E. Kant, La "Critique de la raison pure" et la révolution copernicienne de la pensée

Publié le 12 Décembre 2025

E. Kant, La "Critique de la raison pure" et la révolution copernicienne de la pensée

"Je devais penser que l'exemple des mathématiques et de la physique, sciences qui sont devenues ce qu'elles sont par une révolution opérée tout d'un coup, est assez remarquable pour que je dusse rechercher la partie essentielle de ce changement de méthode, qui a été si avantageuse à ces deux sciences, et pour en imiter la réforme dans ma recherche, autant du moins que le permet l'analogie de ces sciences (comme connaissances de la raison) avec la métaphysique. Jusqu'ici l'on a cru que toute notre connaissance devait se régler d'après les objets ; mais tous nos efforts pour décider quelque chose a priori sur ces objets au moyen de concepts, afin d'accroître par là notre connaissance, sont restés sans succès dans cette supposition. Essayons donc si l'on ne réussirait pas mieux dans les problèmes métaphysiques en supposant que les objets doivent se régler sur nos connaissances ; ce qui s'accorde déjà mieux avec la possibilité de la connaissance de ces objets a priori, cette possibilité devant nécessairement établir quelque chose à leur égard avant qu'ils nous soient donnés.

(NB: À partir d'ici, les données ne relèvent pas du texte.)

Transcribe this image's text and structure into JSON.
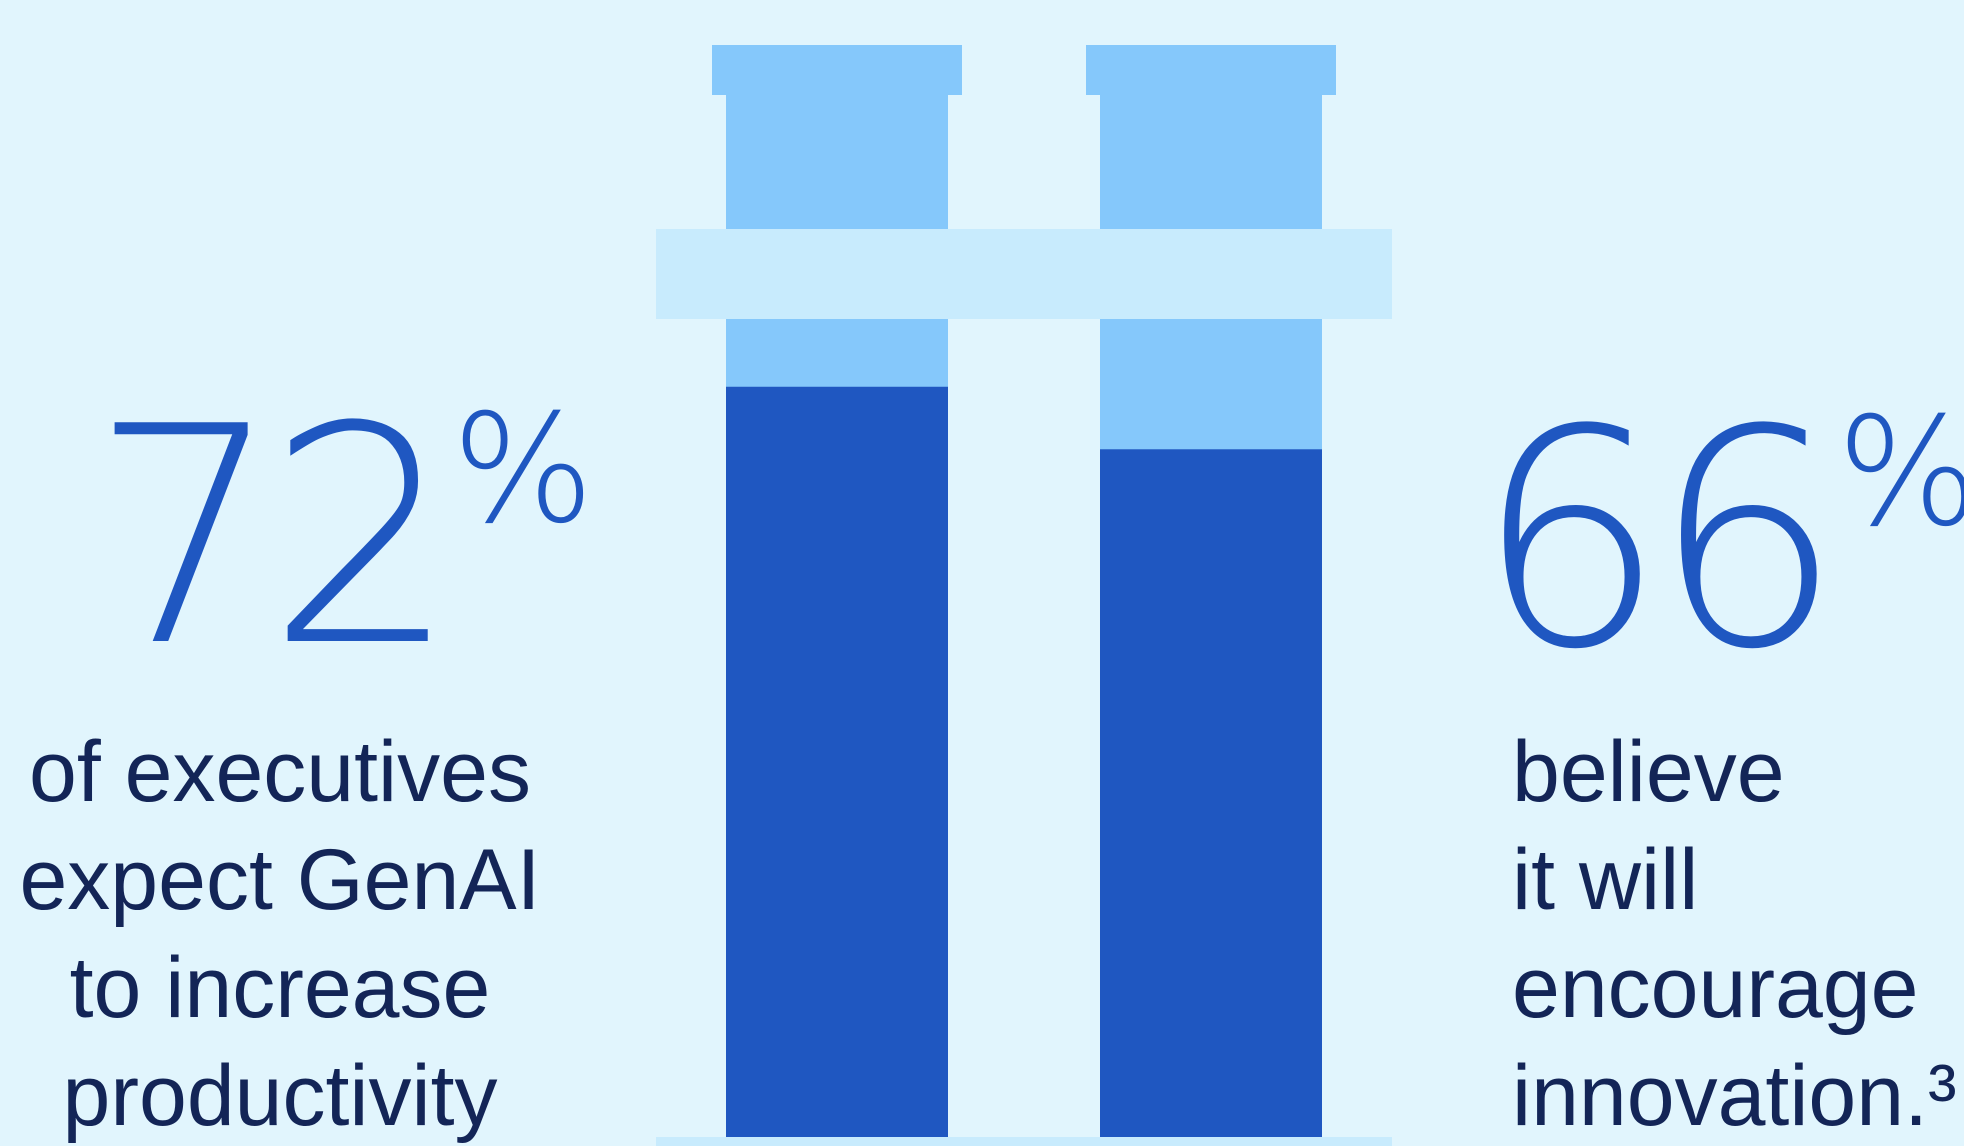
{
  "colors": {
    "background": "#e1f5fd",
    "tube_empty": "#85c8fb",
    "tube_fill": "#1f57c1",
    "tube_band": "#c8ebfd",
    "number_text": "#1f57c1",
    "caption_text": "#132557"
  },
  "stats": [
    {
      "number": "72",
      "symbol": "%",
      "lines": [
        "of executives",
        "expect GenAI",
        "to increase",
        "productivity"
      ]
    },
    {
      "number": "66",
      "symbol": "%",
      "lines": [
        "believe",
        "it will",
        "encourage",
        "innovation.³"
      ]
    }
  ],
  "chart_data": {
    "type": "bar",
    "categories": [
      "",
      ""
    ],
    "values": [
      72,
      66
    ],
    "ylim": [
      0,
      100
    ],
    "grid": false,
    "legend": "none",
    "style": "test-tube fill gauge"
  }
}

Il en est ici comme de la première pensée de Copernic, lequel, voyant qu'il ne servait de rien pour expliquer les mouvements des corps célestes, de supposer que les astres se meuvent autour du spectateur, essaya s'il ne vaudrait pas mieux supposer que c'est le spectateur qui tourne et que les astres restent immobiles. Or, en métaphysique, on peut tenter la même chose en ce qui regarde l'intuition des objets. Si l'intuition devait se régler sur la nature des objets et s'y rapporter, je ne vois pas comment l'on pourrait en connaître quelque chose a priori ; mais si l'objet (comme objet des sens) se règle sur la nature de notre faculté perceptive, je puis très bien me faire une idée de cette possibilité.

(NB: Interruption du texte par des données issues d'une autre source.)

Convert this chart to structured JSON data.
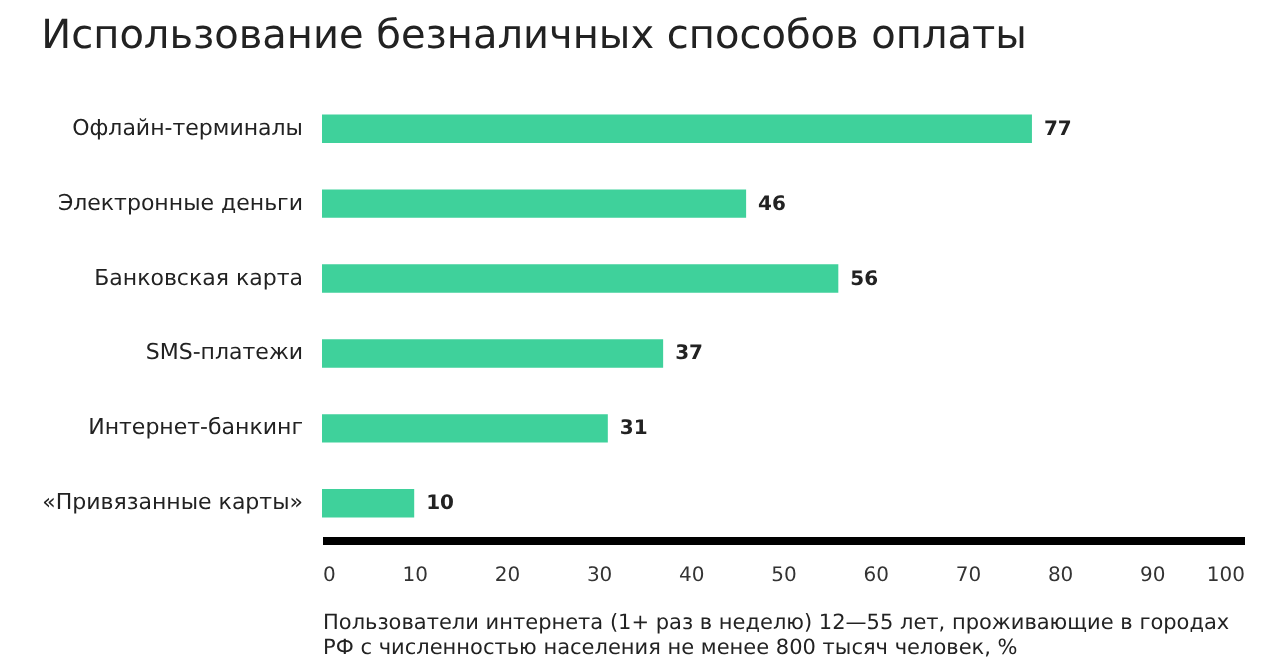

Mais je ne puis m'en tenir à ces intuitions si elles doivent être converties en connaissance ; il faut que je les rapporte, en tant que représentations, à quelque chose qui en est l'objet, et qui se trouve déterminé par là. Et alors je puis supposer de deux choses l'une : ou que les concepts par lesquels j'opère cette détermination se composent aussi sur les objets, auquel cas je me retrouve dans le même embarras par rapport à la manière dont je puis savoir quelque chose a priori de ces objets ; — ou que les objets, ou, ce qui est la même chose, l'expérience dans laquelle seuls les objets (au moins comme objets donnés) peuvent être connus, se règle sur les concepts ; et dans ce cas, j'aperçois aussitôt une issue très facile.

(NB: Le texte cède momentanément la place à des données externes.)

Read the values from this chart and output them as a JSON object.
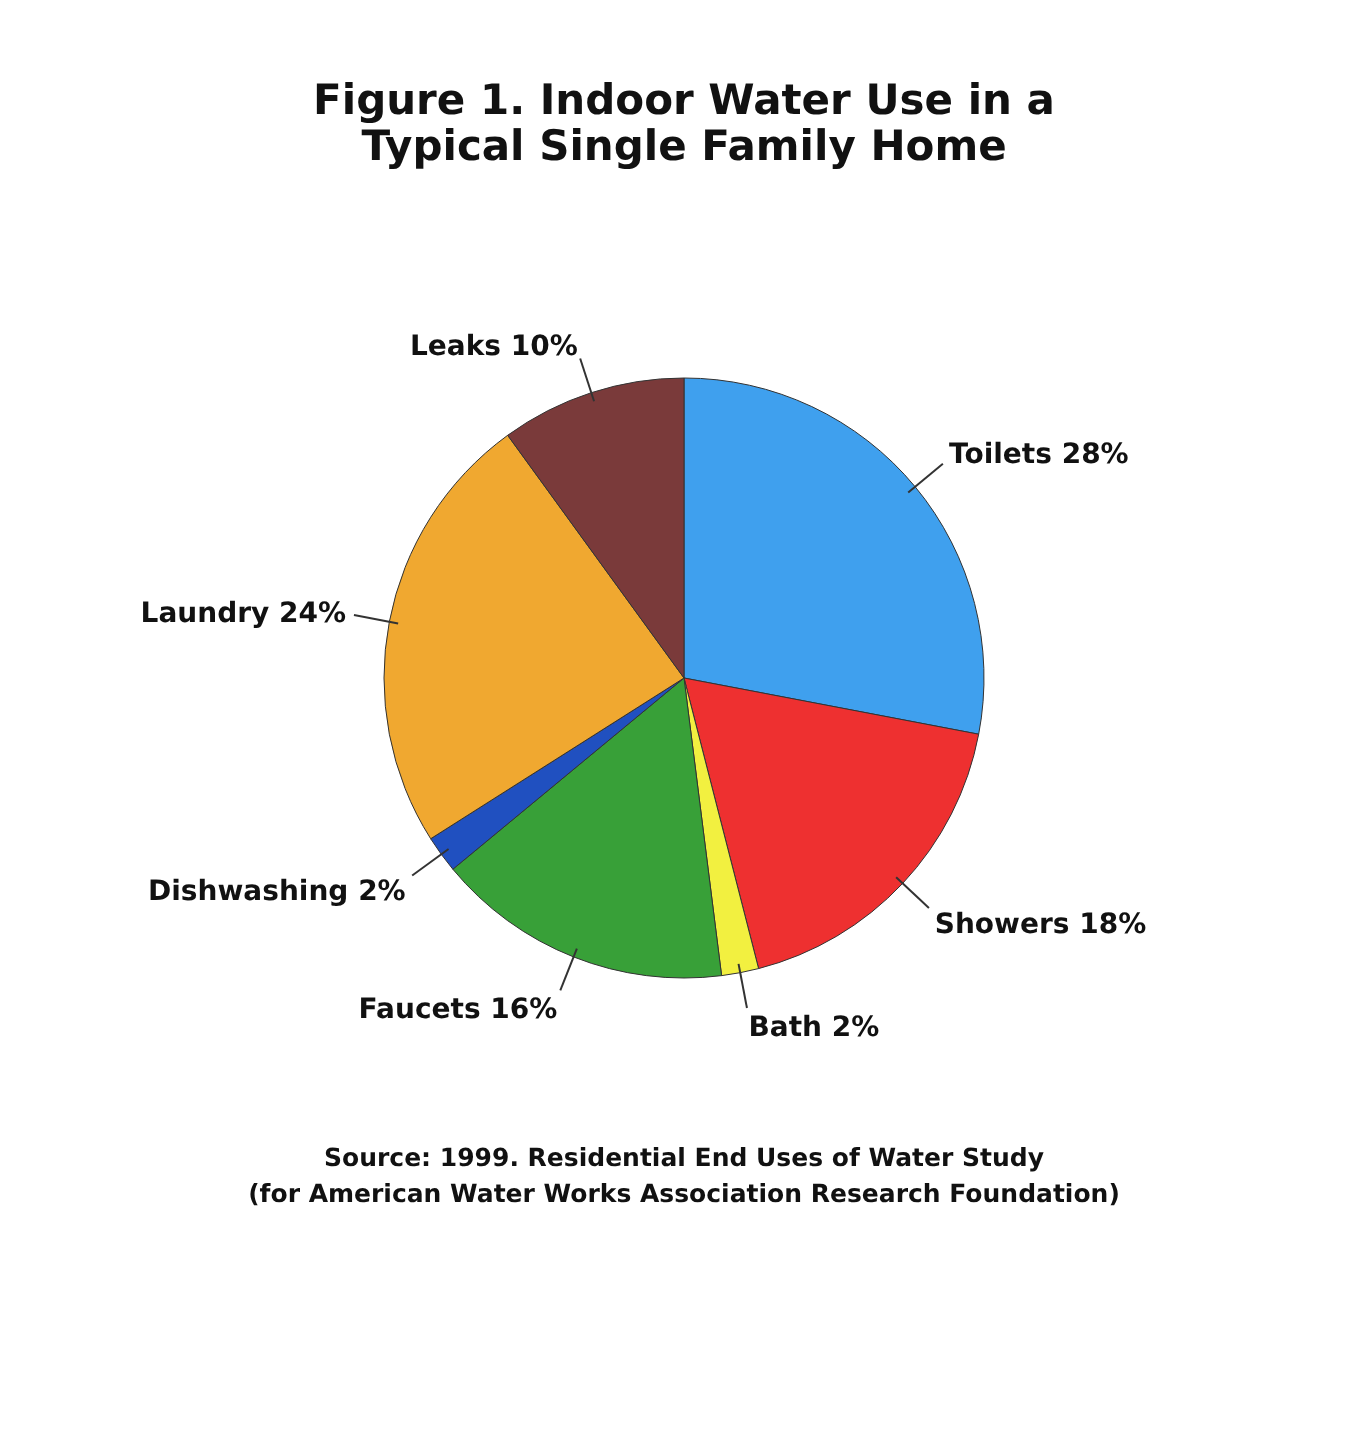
{
  "chart_data": {
    "type": "pie",
    "title": "Figure 1.  Indoor Water Use in a\nTypical Single Family Home",
    "categories": [
      "Toilets",
      "Showers",
      "Bath",
      "Faucets",
      "Dishwashing",
      "Laundry",
      "Leaks"
    ],
    "values": [
      28,
      18,
      2,
      16,
      2,
      24,
      10
    ],
    "value_labels": [
      "28%",
      "18%",
      "2%",
      "16%",
      "2%",
      "24%",
      "10%"
    ],
    "colors": [
      "#3fa0ee",
      "#ee3030",
      "#f2f040",
      "#38a038",
      "#2050c0",
      "#f0a830",
      "#7a3a3a"
    ],
    "annotations": [
      "Source: 1999. Residential End Uses of Water Study",
      "(for American Water Works Association Research Foundation)"
    ]
  }
}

En effet, l'expérience elle-même est une manière de connaître qui requiert l'entendement, dont je dois supposer la règle en moi avant que les objets me soient donnés, et par conséquent a priori. Cette règle s'exprime en concepts a priori, sur lesquels par conséquent tous les objets doivent nécessairement se composer, et avec lesquels ils doivent nécessairement aussi s'accorder. Pour ce qui est des objets en tant qu'ils sont pensés par la raison seule et même nécessairement, en tant qu'ils ne peuvent être donnés par l'expérience (au moins comme la raison les pense), nos recherches pour penser ces objets (car il faut qu'ils le soient) donneront plus tard une excellente pierre de touche de ce que nous regardons comme la réforme de l'art de penser : c'est que nous ne connaissons a priori des objets que ce que nous y avons mis nous-mêmes."

Emmanuel Kant, Critique de la raison pure (1781), Ladrange 1864, 3e éd., Préface, p. 11-13, (trad. J. Tissot).